Current standard workflows of ultrasound (US)-guided needle insertion require physicians to use their both hands: holding the US probe to locate interested areas with the non-dominant hand and the needle with the dominant hand. This is due to the separation of functionalities for localization and needle insertion. This requirement does not only make the procedure cumbersome, but also limits the reliability of guidance given that the positional relationship between the needle and US images is unknown and interpreted with their experience and assumption. Although the US-guided needle insertion may be assisted through navigation systems, recovery of the positional relationship between the needle and US images requires the usage of external tracking systems and image-based tracking algorisms that may involve the registration inaccuracy.

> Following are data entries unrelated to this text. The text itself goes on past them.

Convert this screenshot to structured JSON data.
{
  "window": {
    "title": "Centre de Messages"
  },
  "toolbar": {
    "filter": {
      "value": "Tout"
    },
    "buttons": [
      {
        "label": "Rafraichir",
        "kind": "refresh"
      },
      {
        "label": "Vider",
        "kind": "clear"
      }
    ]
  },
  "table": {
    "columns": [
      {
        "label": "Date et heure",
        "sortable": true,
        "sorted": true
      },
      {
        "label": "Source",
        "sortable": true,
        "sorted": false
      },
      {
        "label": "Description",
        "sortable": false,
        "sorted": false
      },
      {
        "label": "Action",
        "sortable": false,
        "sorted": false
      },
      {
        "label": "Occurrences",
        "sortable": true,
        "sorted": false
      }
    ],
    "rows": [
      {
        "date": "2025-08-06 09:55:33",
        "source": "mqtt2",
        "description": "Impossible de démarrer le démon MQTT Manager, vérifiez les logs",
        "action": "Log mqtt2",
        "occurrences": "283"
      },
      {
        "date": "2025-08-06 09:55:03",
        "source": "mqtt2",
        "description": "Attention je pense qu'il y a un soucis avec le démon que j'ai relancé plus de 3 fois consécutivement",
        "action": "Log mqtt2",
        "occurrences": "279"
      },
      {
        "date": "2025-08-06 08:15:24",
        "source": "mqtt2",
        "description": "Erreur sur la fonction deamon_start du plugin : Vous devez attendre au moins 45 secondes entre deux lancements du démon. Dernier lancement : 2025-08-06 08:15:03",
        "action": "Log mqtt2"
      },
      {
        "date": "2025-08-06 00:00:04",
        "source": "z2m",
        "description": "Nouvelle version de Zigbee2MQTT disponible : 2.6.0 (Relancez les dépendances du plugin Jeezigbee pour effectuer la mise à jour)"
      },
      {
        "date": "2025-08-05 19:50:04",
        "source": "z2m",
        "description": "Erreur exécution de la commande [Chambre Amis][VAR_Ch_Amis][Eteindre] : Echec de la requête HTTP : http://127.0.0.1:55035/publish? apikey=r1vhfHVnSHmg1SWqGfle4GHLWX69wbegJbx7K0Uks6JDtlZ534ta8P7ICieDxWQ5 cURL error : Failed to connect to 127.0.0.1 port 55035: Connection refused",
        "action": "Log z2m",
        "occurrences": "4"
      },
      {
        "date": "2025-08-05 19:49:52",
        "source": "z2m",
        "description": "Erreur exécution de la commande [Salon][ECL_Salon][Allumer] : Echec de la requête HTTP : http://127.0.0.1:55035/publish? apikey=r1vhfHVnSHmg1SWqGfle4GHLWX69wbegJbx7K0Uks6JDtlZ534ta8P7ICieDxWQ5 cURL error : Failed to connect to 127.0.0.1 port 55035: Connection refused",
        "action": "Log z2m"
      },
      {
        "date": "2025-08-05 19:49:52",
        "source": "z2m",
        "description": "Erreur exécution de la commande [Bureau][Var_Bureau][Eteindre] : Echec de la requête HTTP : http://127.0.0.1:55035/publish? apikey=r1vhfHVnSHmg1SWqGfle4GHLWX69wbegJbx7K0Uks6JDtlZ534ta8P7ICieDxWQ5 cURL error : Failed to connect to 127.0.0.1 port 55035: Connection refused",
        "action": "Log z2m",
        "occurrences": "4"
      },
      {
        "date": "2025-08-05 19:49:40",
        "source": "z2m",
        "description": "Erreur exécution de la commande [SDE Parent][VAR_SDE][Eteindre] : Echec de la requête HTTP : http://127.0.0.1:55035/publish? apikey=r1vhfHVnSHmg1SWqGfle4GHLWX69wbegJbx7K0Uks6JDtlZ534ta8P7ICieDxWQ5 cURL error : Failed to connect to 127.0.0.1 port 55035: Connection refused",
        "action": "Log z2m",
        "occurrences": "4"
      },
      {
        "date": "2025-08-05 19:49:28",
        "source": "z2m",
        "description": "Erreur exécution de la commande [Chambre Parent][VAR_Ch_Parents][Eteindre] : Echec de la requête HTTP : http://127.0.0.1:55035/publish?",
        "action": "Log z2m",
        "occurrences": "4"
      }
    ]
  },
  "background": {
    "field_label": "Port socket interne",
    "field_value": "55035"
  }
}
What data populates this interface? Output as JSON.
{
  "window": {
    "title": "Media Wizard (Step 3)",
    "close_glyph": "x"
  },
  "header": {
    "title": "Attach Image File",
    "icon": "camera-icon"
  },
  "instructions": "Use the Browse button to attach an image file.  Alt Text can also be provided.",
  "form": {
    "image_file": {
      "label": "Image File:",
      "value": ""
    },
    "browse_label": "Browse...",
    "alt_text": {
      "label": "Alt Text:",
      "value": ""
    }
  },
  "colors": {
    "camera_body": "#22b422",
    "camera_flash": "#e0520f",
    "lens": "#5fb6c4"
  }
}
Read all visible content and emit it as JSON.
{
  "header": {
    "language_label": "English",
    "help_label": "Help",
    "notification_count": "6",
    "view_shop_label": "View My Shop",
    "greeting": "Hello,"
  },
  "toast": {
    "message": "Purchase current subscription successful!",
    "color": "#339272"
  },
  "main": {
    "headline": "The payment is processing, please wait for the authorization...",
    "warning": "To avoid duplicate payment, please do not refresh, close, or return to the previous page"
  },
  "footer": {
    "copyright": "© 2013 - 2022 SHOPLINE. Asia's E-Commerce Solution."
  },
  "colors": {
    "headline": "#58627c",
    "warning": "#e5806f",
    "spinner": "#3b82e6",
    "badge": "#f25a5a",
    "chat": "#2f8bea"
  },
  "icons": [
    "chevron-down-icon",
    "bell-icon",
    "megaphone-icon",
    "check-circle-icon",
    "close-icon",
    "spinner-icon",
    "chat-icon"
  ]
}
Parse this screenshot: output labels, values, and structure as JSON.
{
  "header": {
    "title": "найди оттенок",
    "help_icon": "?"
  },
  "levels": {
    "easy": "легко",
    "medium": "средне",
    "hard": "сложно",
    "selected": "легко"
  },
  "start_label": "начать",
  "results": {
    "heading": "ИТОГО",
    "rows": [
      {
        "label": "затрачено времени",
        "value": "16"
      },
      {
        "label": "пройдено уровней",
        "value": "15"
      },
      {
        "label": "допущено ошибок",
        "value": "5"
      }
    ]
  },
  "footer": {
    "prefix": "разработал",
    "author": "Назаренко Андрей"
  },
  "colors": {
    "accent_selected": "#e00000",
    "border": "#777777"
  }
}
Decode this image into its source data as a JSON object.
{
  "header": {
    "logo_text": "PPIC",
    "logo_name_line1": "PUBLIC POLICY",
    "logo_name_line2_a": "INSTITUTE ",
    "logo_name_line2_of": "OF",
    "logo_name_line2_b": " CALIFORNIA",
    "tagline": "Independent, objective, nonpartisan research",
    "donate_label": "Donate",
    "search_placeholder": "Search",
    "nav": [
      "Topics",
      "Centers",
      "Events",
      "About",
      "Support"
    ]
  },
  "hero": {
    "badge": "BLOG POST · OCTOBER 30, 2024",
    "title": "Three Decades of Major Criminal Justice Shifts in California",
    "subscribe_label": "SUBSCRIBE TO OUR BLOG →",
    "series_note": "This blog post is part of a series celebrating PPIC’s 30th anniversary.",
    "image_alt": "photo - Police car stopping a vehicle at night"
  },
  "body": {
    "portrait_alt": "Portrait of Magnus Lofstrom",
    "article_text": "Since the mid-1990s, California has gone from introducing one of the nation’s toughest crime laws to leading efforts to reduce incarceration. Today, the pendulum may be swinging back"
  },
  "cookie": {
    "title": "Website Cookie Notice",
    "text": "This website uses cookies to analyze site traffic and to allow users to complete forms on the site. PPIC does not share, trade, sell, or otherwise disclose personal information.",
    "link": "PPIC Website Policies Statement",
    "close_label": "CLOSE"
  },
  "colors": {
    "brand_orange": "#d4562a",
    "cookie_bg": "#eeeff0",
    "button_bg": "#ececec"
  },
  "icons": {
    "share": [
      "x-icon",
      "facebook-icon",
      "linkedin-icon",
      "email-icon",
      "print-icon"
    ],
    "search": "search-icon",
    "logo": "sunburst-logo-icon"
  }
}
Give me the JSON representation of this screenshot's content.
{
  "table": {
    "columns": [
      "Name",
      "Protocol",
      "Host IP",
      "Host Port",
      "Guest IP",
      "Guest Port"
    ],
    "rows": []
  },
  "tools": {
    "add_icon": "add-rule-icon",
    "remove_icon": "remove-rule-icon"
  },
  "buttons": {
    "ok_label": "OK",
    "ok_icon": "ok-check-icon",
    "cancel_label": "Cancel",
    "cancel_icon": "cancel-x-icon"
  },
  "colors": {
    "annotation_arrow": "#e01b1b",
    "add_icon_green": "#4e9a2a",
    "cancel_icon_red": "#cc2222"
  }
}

Therefore, there is an unmet need for the solution that provides a simple and intuitive needle localization and insertion to improve the conventional US-guided procedure. In this work, we propose a new device concept solution based on the ring-arrayed forward-viewing (RAF) ultrasound imaging system. The proposed system is comprised with ring-arrayed transducers and an open whole inside the ring where the needle can be inserted. The ring array provides forward-viewing US images, where the needle path is always maintained at the center of the reconstructed image without requiring any registration. As the proof of concept, we designed single-circle ring-arrayed configurations with different radiuses and visualized point targets using the forward-viewing US imaging through simulations and phantom experiments. The results demonstrated the successful target visualization and indicates the ring-arrayed US imaging has a potential to improve the US-guided needle insertion procedure to be simpler and more intuitive.